Difficile dire della sensazione per le accuse lanciate ora in aula: a Campilli si contestavano speculazioni in borsa, proprio sfruttando i propri incarichi di governo, mentre Vanoni (che si rivelerà poi, in altri e ben più rilevanti incarichi ministeriali, un rispettato economista autore di serie riforme fiscali) era chiamato in causa per aver percepito compensi illeciti da commissario, per conto del Comitato di liberazione nazionale, della Banca nazionale dell’agricoltura. Campilli si difenderà sostenendo (e facendosi appoggiare dal direttore generale del Tesoro) che un agente di cambio aveva sì speculato in borsa a suo nome, ma a sua insaputa (un po’ come, tanti anni dopo, avrebbe sostenuto un altro ministro, il berlusconiano Scajola, a proposito dell’acquisto di uno splendido appartamento di fronte al Colosseo). Dal canto suo Ezio Vanoni sosterrà di aver trattenuto solo un terzo del monte retribuzioni-liquidazione e di averne versato il resto al suo partito, novità che diverrà norma (non solo in casa dc) per tanti decenni e sino ad oggi.

Giustificazioni un po’ fragili, tanto che la Costituente decise di nominare una assai autorevole commissione d’inchiesta: c’erano tra gli altri l’azionista Piero Calamandrei, il liberale Aldo Bozzi, il socialista Ludovico D’Aragona. La commissione concluse i suoi lavori alla vigilia della crisi di quel terzo governo De Gasperi censurando incarichi e affari extraparlamentari; accertando che ben 67 deputati ricoprivano cariche retribuite presso banche, aziende ed enti economici pubblici; raccomandando infine una regolamentazione – formulata di lì a poco per legge – della incompatibilità per i membri del Parlamento e ancor più per i membri del governo.

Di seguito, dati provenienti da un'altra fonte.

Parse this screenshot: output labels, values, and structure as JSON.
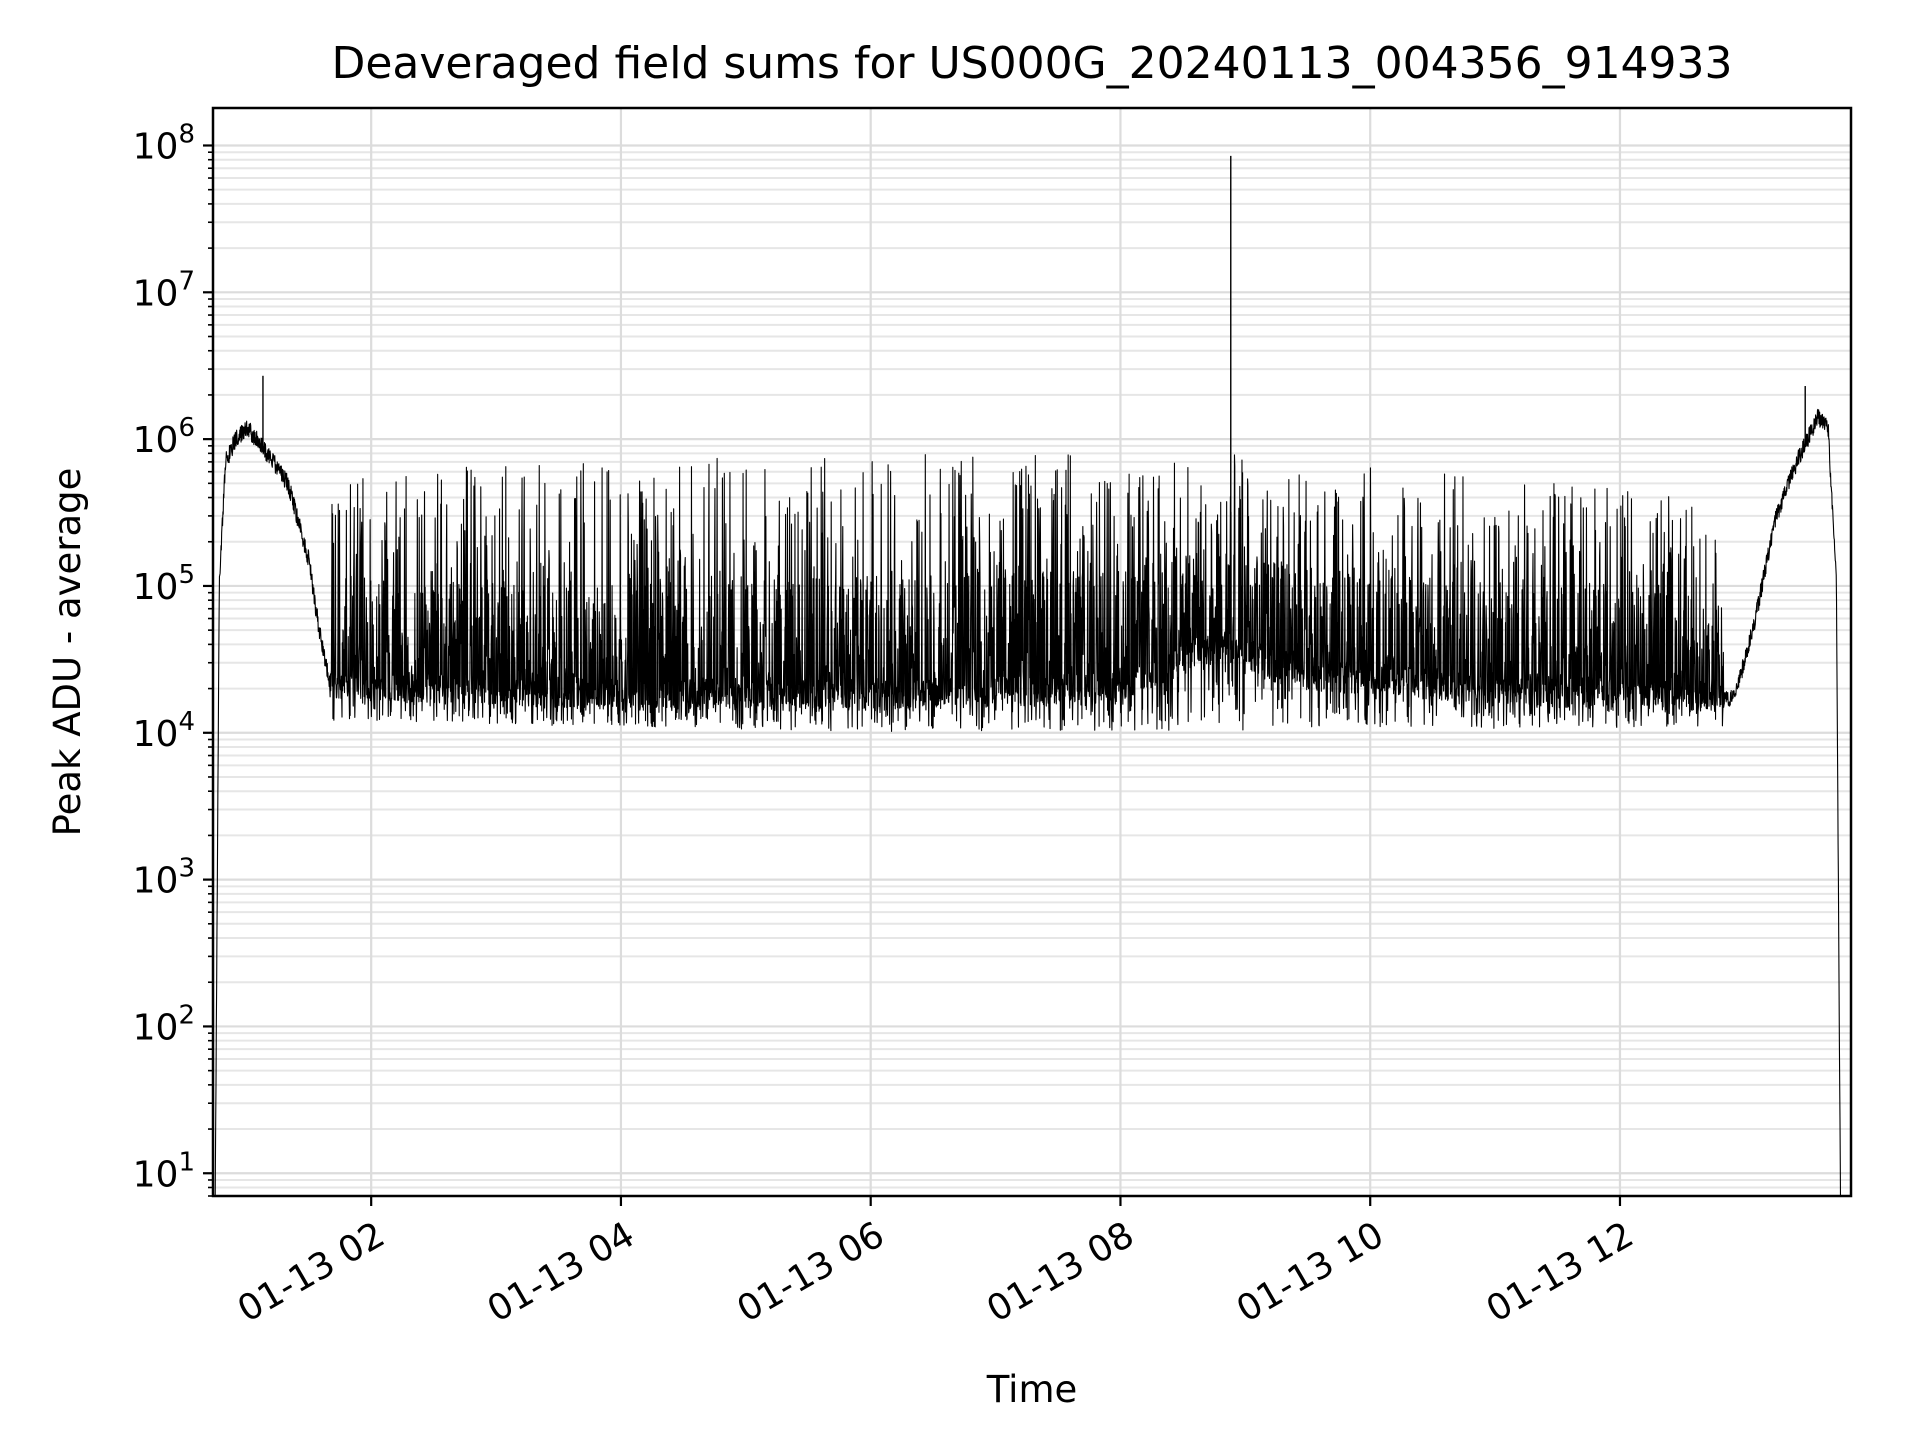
{
  "chart_data": {
    "type": "line",
    "title": "Deaveraged field sums for US000G_20240113_004356_914933",
    "xlabel": "Time",
    "ylabel": "Peak ADU - average",
    "yscale": "log",
    "ylim": [
      7,
      180000000
    ],
    "xlim": [
      "2024-01-13 00:44",
      "2024-01-13 13:51"
    ],
    "grid": true,
    "line_color": "#000000",
    "x_ticks": [
      {
        "value": "2024-01-13 02:00",
        "label": "01-13 02"
      },
      {
        "value": "2024-01-13 04:00",
        "label": "01-13 04"
      },
      {
        "value": "2024-01-13 06:00",
        "label": "01-13 06"
      },
      {
        "value": "2024-01-13 08:00",
        "label": "01-13 08"
      },
      {
        "value": "2024-01-13 10:00",
        "label": "01-13 10"
      },
      {
        "value": "2024-01-13 12:00",
        "label": "01-13 12"
      }
    ],
    "y_ticks": [
      {
        "value": 10,
        "base": "10",
        "exp": "1"
      },
      {
        "value": 100,
        "base": "10",
        "exp": "2"
      },
      {
        "value": 1000,
        "base": "10",
        "exp": "3"
      },
      {
        "value": 10000,
        "base": "10",
        "exp": "4"
      },
      {
        "value": 100000,
        "base": "10",
        "exp": "5"
      },
      {
        "value": 1000000,
        "base": "10",
        "exp": "6"
      },
      {
        "value": 10000000,
        "base": "10",
        "exp": "7"
      },
      {
        "value": 100000000,
        "base": "10",
        "exp": "8"
      }
    ],
    "series": [
      {
        "style": "dense noisy trace",
        "points": [
          {
            "x": "2024-01-13 00:45",
            "y": 5
          },
          {
            "x": "2024-01-13 00:47",
            "y": 100000
          },
          {
            "x": "2024-01-13 00:50",
            "y": 700000
          },
          {
            "x": "2024-01-13 00:55",
            "y": 1000000
          },
          {
            "x": "2024-01-13 01:00",
            "y": 1200000
          },
          {
            "x": "2024-01-13 01:05",
            "y": 1000000
          },
          {
            "x": "2024-01-13 01:10",
            "y": 800000
          },
          {
            "x": "2024-01-13 01:20",
            "y": 500000
          },
          {
            "x": "2024-01-13 01:30",
            "y": 150000
          },
          {
            "x": "2024-01-13 01:35",
            "y": 50000
          },
          {
            "x": "2024-01-13 01:40",
            "y": 22000
          },
          {
            "x": "2024-01-13 02:30",
            "y": 20000
          },
          {
            "x": "2024-01-13 04:00",
            "y": 18000
          },
          {
            "x": "2024-01-13 06:00",
            "y": 18000
          },
          {
            "x": "2024-01-13 08:00",
            "y": 20000
          },
          {
            "x": "2024-01-13 08:45",
            "y": 40000
          },
          {
            "x": "2024-01-13 09:30",
            "y": 25000
          },
          {
            "x": "2024-01-13 11:00",
            "y": 20000
          },
          {
            "x": "2024-01-13 12:55",
            "y": 17000
          },
          {
            "x": "2024-01-13 13:05",
            "y": 60000
          },
          {
            "x": "2024-01-13 13:15",
            "y": 300000
          },
          {
            "x": "2024-01-13 13:25",
            "y": 700000
          },
          {
            "x": "2024-01-13 13:35",
            "y": 1400000
          },
          {
            "x": "2024-01-13 13:40",
            "y": 1200000
          },
          {
            "x": "2024-01-13 13:44",
            "y": 100000
          },
          {
            "x": "2024-01-13 13:46",
            "y": 5
          }
        ],
        "fluctuation_upper": [
          {
            "x": "2024-01-13 01:40",
            "y": 600000
          },
          {
            "x": "2024-01-13 05:30",
            "y": 800000
          },
          {
            "x": "2024-01-13 08:50",
            "y": 800000
          },
          {
            "x": "2024-01-13 12:50",
            "y": 400000
          }
        ],
        "fluctuation_lower": [
          {
            "x": "2024-01-13 01:40",
            "y": 12000
          },
          {
            "x": "2024-01-13 06:30",
            "y": 10000
          },
          {
            "x": "2024-01-13 12:55",
            "y": 11000
          }
        ],
        "spikes": [
          {
            "x": "2024-01-13 01:08",
            "y": 2700000
          },
          {
            "x": "2024-01-13 08:53",
            "y": 85000000
          },
          {
            "x": "2024-01-13 13:29",
            "y": 2300000
          }
        ]
      }
    ]
  }
}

In sostanza Vanoni e ancor più Campilli non risultavano pienamente assolti. Anche se il loro collega di partito Giovanni Gronchi, che sarebbe diventato più tardi prima presidente della Camera e poi presidente della Repubblica, sostenne che le accuse, in particolare quelle rivolte a Campilli, erano così circostanziate da rendere opportuna la sua estromissione dal governo. E allora De Gasperi volle che fosse un voto dell’assemblea a sgravare i due ministri da ogni sospetto. «Le sinistre, pur essendo alla vigilia dell’allontanamento dal governo, e forse per rinviare se non evitare quest’evento, solidarizzarono con la Dc», noterà più tardi il politologo Giorgio Galli nel suo Affari di Stato (1991), la prima storia degli scandali, dei misteri, delle corruttele nell’Italia repubblicana.